Le développement de l’habitat participatif passera inévitablement par celui d’une participation à la carte. Cette diversification pourra se faire dans une même opération immobilière. A terme il serait souhaitable qu’un minimum de concertation puisse avoir lieu à l’échelle d’un îlot ou d’un quartier dans leur intégralité. On peut imaginer que les opérateurs d’un projet immobilier important proposeront différentes possibilités de participation pouvant aller de l’engagement militant au plan social ou écologique à de formes de participation plus encadrées et aux ambitions plus limitées. L’idéal serait de donner la possibilité aux candidats au logement de choisir la formule qu’il juge la mieux adaptée à leurs attentes et à leurs disponibilités Mais avant de spéculer sur l’avenir de l’habitat participatif, il est utile de rappeler le contexte qui explique à la fois son actuel redéploiement et les résistances qui restent à surmonter.

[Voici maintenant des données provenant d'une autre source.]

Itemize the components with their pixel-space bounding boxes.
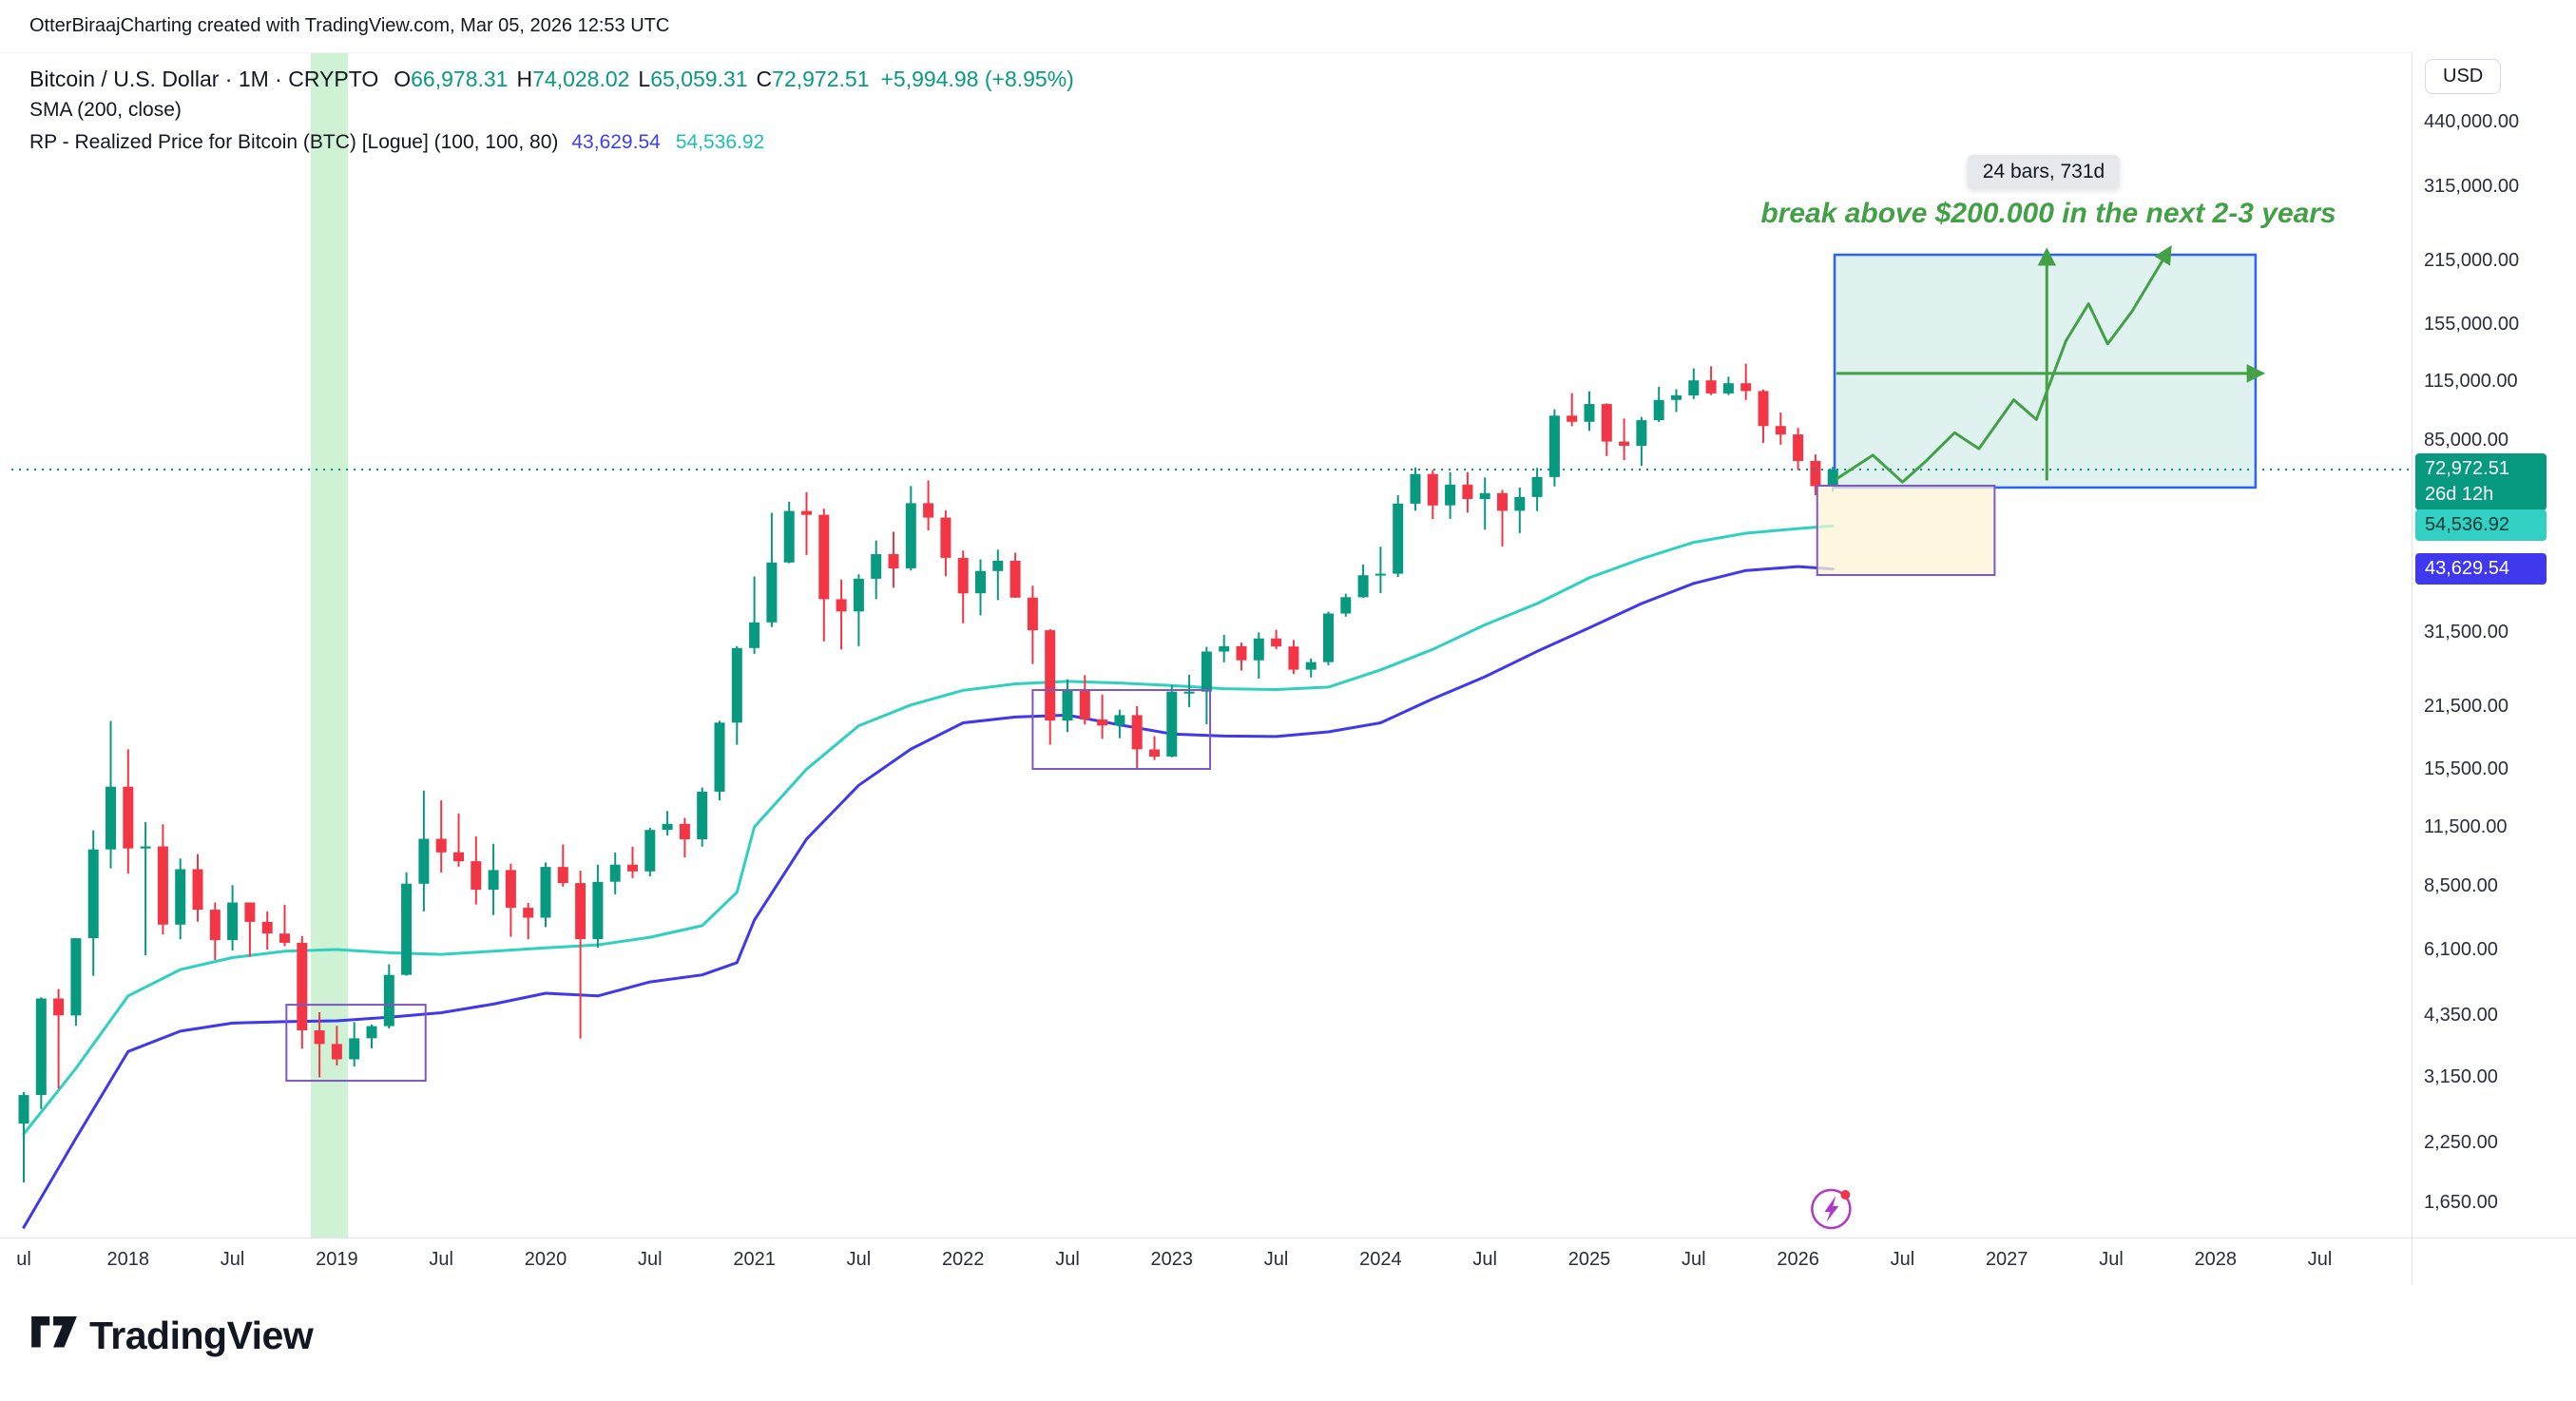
time-label: 2018: [106, 1249, 150, 1270]
accumulation-box-2: [1031, 688, 1212, 771]
projection-path: [1836, 244, 2172, 484]
time-label: Jul: [1682, 1249, 1706, 1270]
ohlc-open-value: 66,978.31: [411, 67, 509, 91]
time-label: 2024: [1359, 1249, 1402, 1270]
time-label: Jul: [2307, 1249, 2333, 1270]
time-label: Jul: [638, 1249, 663, 1270]
note-annotation[interactable]: break above $200.000 in the next 2-3 yea…: [1760, 198, 2336, 229]
time-label: 2019: [316, 1249, 358, 1270]
time-label: Jul: [220, 1249, 245, 1270]
time-label: 2020: [524, 1249, 567, 1270]
line-rp-lower: [22, 565, 1835, 1229]
price-axis-separator: [2412, 52, 2413, 1285]
time-label: 2028: [2194, 1249, 2238, 1270]
time-axis[interactable]: ul 2018 Jul 2019 Jul 2020 Jul 2021 Jul 2022 Jul 202…: [0, 1238, 2576, 1285]
attribution-text: OtterBiraajCharting created with Trading…: [29, 15, 670, 36]
legend-sma-row[interactable]: SMA (200, close): [29, 94, 1074, 126]
time-label: ul: [16, 1249, 31, 1270]
time-label: Jul: [2099, 1249, 2124, 1270]
time-label: Jul: [1890, 1249, 1915, 1270]
tradingview-logo-text: TradingView: [89, 1314, 314, 1357]
time-label: Jul: [1055, 1249, 1080, 1270]
candles: [18, 363, 1838, 1182]
symbol-title: Bitcoin / U.S. Dollar · 1M · CRYPTO: [29, 67, 379, 91]
projection-box: [1833, 253, 2258, 489]
accumulation-box-3: [1816, 484, 1996, 576]
ohlc-close-value: 72,972.51: [772, 67, 870, 91]
tradingview-logo-icon: [31, 1315, 77, 1356]
highlight-band: [310, 52, 349, 1238]
rp-value-cyan: 54,536.92: [675, 131, 765, 153]
legend: Bitcoin / U.S. Dollar · 1M · CRYPTO O66,9…: [29, 65, 1074, 159]
ohlc-change: +5,994.98 (+8.95%): [880, 67, 1074, 91]
accumulation-box-1: [285, 1004, 427, 1083]
time-label: 2027: [1985, 1249, 2028, 1270]
lightning-event-icon[interactable]: [1811, 1188, 1852, 1230]
time-label: Jul: [846, 1249, 872, 1270]
time-label: Jul: [1263, 1249, 1289, 1270]
header-strip: [0, 0, 2576, 53]
tradingview-logo[interactable]: TradingView: [31, 1314, 314, 1358]
rp-value-blue: 43,629.54: [571, 131, 661, 153]
ohlc-low-value: 65,059.31: [650, 67, 748, 91]
sma-label: SMA (200, close): [29, 99, 182, 121]
line-rp-upper: [22, 524, 1835, 1136]
currency-usd-button[interactable]: USD: [2425, 59, 2502, 94]
time-label: 2023: [1150, 1249, 1194, 1270]
time-label: 2026: [1777, 1249, 1819, 1270]
ohlc-high-value: 74,028.02: [532, 67, 630, 91]
time-label: 2022: [941, 1249, 985, 1270]
time-label: 2025: [1567, 1249, 1611, 1270]
time-label: Jul: [429, 1249, 453, 1270]
measure-tooltip: 24 bars, 731d: [1967, 155, 2121, 189]
ohlc-low-label: L: [638, 67, 651, 91]
ohlc-high-label: H: [516, 67, 533, 91]
ohlc-open-label: O: [394, 67, 412, 91]
time-label: 2021: [733, 1249, 776, 1270]
time-label: Jul: [1472, 1249, 1497, 1270]
rp-label: RP - Realized Price for Bitcoin (BTC) [L…: [29, 131, 559, 153]
legend-rp-row[interactable]: RP - Realized Price for Bitcoin (BTC) [L…: [29, 126, 1074, 159]
ohlc-close-label: C: [756, 67, 773, 91]
legend-symbol-row[interactable]: Bitcoin / U.S. Dollar · 1M · CRYPTO O66,9…: [29, 65, 1074, 94]
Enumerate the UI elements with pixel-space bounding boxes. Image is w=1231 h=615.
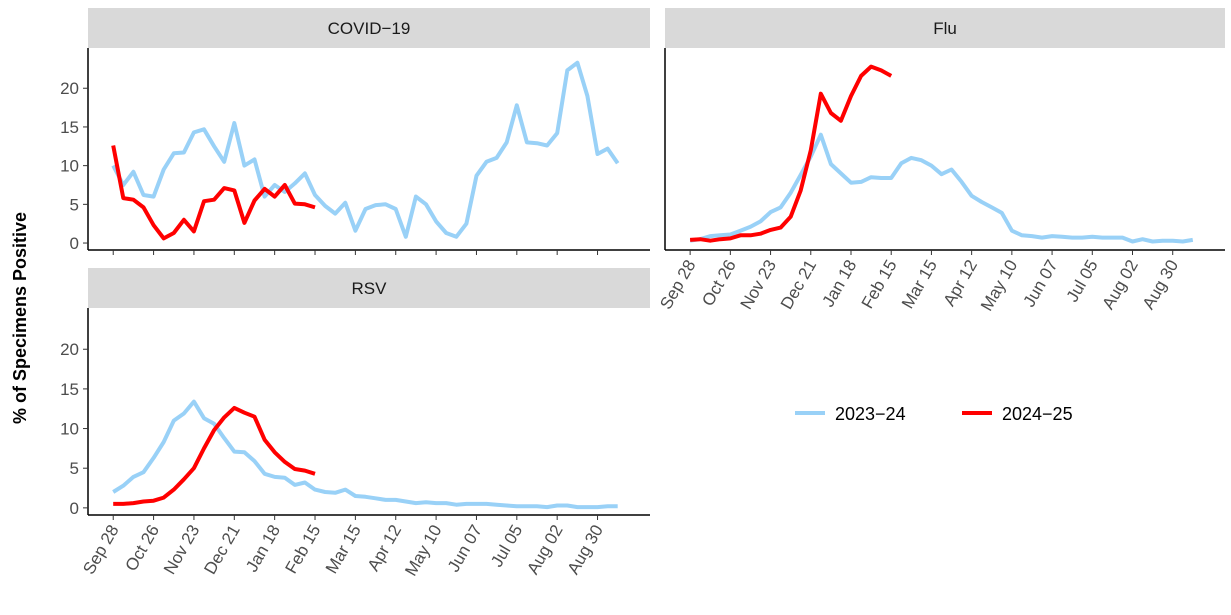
x-tick-label: Sep 28: [656, 257, 699, 313]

Pour une grande majorité de gens l’air du temps n’est pas véritablement favorable à l’habitat participatif. Ayant vu défiler chez moi , en 2013, des candidats à l’achat de ma maison située dans un groupe autogéré du début des années quatre vingt, j’ai été frappé par le retour d’une mentalité individualiste et d’une culture du repli sur soi. La maison est redevenue comme avant la révolution culturelle de 1968, une forteresse protectrice obéissant à un logique sécuritaire. On attend de la maison et de sa pelouse murée qu’elle affiche le standing espéré mais surtout qu’elle protège ses occupants de toutes les formes de crises extérieures. Le 4×4 suréquipé doté de pneus surdimensionnés affirme la surpuissance de l’engin prêt à bondir aux quatre coins du pays en cas de menace potentielle. La carrosserie de la maison emboite le pas à cette mode révélatrice. Par ailleurs toute copropriété est vécue comme une dépendance intolérable, pire, comme une atteinte à la liberté individuelle. La qualité de la lumière captée par trois façades ou la double hauteur du séjour sont certes appréciées, mais ne pèsent rien face à l’absence de clôture qui passe pour être une atteinte à la propriété alors qu’elle permet, dans une ambiance de bon voisinage ( la meilleure des sécurité), de cultiver un potager, de cueillir les cerises du verger, aux enfants de profiter de tout l’espace extérieur débarrassé des parkings relégués à l’entrée de la résidence. Et comble de légèreté, ma maison est enveloppée d’un manteau en charpente et bardage bois. Après avoir admiré l’originalité et la clarté d’une maison très ouverte sur son environnement végétal, les visiteurs posent timidement la question de l’entretien… Je leur réponds qu’en Suisse le chalet en bois s’entretient très bien des siècles durant…Rien n’y fait : Le fait de marier l’écoconstruction à l’autogestion constitue un challenge qui effraie. L’actuelle et persistante crise économique nourrit toutes les peurs. En réalité ce challenge s’inscrit dans une tradition humaniste et environnementaliste ancestrale redynamisée par les nouvelles technologies. Imperturbablement, courageusement, de nouveaux et nombreux projets d’habitat participatif se mettent en place. La médiatisation des prochaines réalisations fera passer le message. Les chantiers sont d’ores et déjà ouverts.